Re: What does ID mean?

William B. Provine (wbp2@cornell.edu)
Sun, 19 Apr 1998 12:19:22 +0100

Dear Bob,

No evolutionist I know argues that life came or evolves by chance. Nor any
cosmologist argues that the universe evolved by chance. Indeed, such organic or
physical evolution by chance would be ludicrous and if the choice were "chance"
and "design," I would pick "design" anyday.

The real choice is between "chance and determinism" and "design." Because
mutations do not occur by chance (their effect might be chancy with regard to
adaptive value), nor chromosomes separate by chance in the evolution of sexual
breeding animals, etc, chance plays a generally small role in the evolution of
animals and plants. You might want to call the visitation of a large bolide from
space as "chance." But of course that too is governed by known deterministic
properties. At the quantum level, some processes may very well be described as
"chance." I don't really know but quantum mechanical determinancy has been pretty
well damped out by 3 and one half billion years of organic evolution.

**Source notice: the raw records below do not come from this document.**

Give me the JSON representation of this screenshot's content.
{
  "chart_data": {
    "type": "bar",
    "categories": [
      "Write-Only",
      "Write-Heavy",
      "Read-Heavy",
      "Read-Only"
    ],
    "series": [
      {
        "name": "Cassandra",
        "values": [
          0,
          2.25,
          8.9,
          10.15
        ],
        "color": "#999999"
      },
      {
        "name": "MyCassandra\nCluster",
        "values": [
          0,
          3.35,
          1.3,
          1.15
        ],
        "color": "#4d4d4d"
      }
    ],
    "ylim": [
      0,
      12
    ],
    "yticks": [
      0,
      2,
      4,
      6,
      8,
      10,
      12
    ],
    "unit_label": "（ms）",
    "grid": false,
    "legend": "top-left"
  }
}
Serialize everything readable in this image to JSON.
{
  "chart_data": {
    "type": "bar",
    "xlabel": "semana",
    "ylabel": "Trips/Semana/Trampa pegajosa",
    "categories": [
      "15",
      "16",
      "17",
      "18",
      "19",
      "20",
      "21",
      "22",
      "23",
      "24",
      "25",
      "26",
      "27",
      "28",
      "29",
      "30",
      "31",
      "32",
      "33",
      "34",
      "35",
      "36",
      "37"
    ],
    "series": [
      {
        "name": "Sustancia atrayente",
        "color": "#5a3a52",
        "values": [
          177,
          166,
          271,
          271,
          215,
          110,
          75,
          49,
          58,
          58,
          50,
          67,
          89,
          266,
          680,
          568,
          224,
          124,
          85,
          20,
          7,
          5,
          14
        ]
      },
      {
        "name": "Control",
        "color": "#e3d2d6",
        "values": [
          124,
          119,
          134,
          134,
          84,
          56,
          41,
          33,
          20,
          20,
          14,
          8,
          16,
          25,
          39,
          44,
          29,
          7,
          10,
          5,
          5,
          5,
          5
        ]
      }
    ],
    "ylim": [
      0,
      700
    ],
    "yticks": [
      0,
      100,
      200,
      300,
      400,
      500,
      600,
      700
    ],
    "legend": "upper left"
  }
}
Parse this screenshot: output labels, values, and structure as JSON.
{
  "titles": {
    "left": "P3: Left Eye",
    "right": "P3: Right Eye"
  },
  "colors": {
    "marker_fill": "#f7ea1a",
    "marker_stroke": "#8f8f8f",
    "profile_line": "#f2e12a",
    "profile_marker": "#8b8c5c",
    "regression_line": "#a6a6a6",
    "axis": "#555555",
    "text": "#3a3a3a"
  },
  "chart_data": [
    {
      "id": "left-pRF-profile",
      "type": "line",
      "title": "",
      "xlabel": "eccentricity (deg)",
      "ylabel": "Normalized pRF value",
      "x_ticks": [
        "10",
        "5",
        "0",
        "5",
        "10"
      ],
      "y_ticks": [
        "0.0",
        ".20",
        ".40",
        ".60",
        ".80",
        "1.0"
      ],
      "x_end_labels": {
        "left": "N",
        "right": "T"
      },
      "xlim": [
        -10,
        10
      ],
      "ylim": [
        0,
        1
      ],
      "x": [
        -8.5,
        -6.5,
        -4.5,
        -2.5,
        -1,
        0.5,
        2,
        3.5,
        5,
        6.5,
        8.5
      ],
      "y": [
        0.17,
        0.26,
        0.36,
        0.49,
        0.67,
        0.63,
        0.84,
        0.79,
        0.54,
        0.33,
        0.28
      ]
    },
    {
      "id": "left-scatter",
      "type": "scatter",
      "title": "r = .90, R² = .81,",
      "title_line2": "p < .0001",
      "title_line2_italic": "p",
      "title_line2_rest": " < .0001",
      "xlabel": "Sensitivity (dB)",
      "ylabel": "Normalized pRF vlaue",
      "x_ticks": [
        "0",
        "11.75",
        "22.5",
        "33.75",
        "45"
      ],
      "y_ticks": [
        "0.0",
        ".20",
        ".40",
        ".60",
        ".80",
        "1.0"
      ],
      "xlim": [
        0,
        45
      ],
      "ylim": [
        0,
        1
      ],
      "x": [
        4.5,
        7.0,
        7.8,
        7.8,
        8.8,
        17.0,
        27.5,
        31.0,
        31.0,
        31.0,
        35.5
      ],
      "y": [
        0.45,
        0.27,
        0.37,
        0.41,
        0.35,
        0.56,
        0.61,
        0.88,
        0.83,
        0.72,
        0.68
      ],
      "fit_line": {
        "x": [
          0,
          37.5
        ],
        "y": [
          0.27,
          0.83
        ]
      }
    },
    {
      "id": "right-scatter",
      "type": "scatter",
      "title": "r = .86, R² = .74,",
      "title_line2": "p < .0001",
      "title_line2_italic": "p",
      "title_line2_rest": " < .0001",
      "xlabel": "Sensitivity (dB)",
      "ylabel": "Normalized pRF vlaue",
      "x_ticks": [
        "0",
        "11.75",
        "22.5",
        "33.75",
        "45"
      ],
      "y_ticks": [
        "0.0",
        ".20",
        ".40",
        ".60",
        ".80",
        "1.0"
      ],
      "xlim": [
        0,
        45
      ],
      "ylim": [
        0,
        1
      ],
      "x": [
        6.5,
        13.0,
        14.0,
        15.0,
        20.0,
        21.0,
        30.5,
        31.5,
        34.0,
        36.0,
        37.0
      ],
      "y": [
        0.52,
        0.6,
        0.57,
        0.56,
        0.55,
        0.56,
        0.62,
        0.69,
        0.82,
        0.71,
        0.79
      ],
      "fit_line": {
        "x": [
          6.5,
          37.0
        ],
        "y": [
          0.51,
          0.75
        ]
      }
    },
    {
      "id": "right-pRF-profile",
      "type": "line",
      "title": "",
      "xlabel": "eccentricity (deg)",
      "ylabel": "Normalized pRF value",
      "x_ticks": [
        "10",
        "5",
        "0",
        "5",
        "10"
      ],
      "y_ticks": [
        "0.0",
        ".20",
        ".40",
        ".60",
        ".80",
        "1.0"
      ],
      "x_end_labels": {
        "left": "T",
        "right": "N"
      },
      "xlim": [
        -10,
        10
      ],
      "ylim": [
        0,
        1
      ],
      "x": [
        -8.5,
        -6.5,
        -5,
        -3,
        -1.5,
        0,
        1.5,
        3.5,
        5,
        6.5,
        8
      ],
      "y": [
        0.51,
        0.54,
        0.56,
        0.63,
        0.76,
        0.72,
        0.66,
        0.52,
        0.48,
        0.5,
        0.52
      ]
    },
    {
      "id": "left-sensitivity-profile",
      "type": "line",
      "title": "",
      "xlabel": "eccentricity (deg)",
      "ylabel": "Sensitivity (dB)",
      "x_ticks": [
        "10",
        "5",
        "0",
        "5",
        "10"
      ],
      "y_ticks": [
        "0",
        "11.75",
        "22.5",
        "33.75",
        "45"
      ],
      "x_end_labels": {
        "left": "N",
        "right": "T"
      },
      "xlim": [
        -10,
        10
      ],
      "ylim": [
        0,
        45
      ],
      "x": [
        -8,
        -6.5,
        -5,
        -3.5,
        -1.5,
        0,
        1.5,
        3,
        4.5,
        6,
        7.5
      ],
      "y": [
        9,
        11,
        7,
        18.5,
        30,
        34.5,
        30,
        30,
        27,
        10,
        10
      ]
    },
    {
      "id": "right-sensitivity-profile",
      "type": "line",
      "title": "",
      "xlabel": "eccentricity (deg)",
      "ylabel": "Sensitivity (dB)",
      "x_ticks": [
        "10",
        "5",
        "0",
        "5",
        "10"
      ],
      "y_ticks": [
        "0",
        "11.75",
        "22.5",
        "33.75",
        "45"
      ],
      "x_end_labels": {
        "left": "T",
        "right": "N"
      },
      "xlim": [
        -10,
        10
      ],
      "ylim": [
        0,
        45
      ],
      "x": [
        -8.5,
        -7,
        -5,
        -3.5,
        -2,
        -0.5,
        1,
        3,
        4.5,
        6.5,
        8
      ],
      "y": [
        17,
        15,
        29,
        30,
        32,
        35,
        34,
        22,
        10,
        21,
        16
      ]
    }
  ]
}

So to describe evolution as governed by "chance" is truly wrong, and the
juxtaposition of "chance" and "design" is a guaranteed winner for design, since
the governance by chance is nonsensical.

Chance and necessity (a typical word for determinism) taken together in their
natural proportions is a much stronger choice to me than "design" of any kind. And

at the present time in modern science, chance and necessity is the null
hypothesis. Religious though may disagree and say that "design" is their null
hypothesis. That may be, but modern science proceeds differently.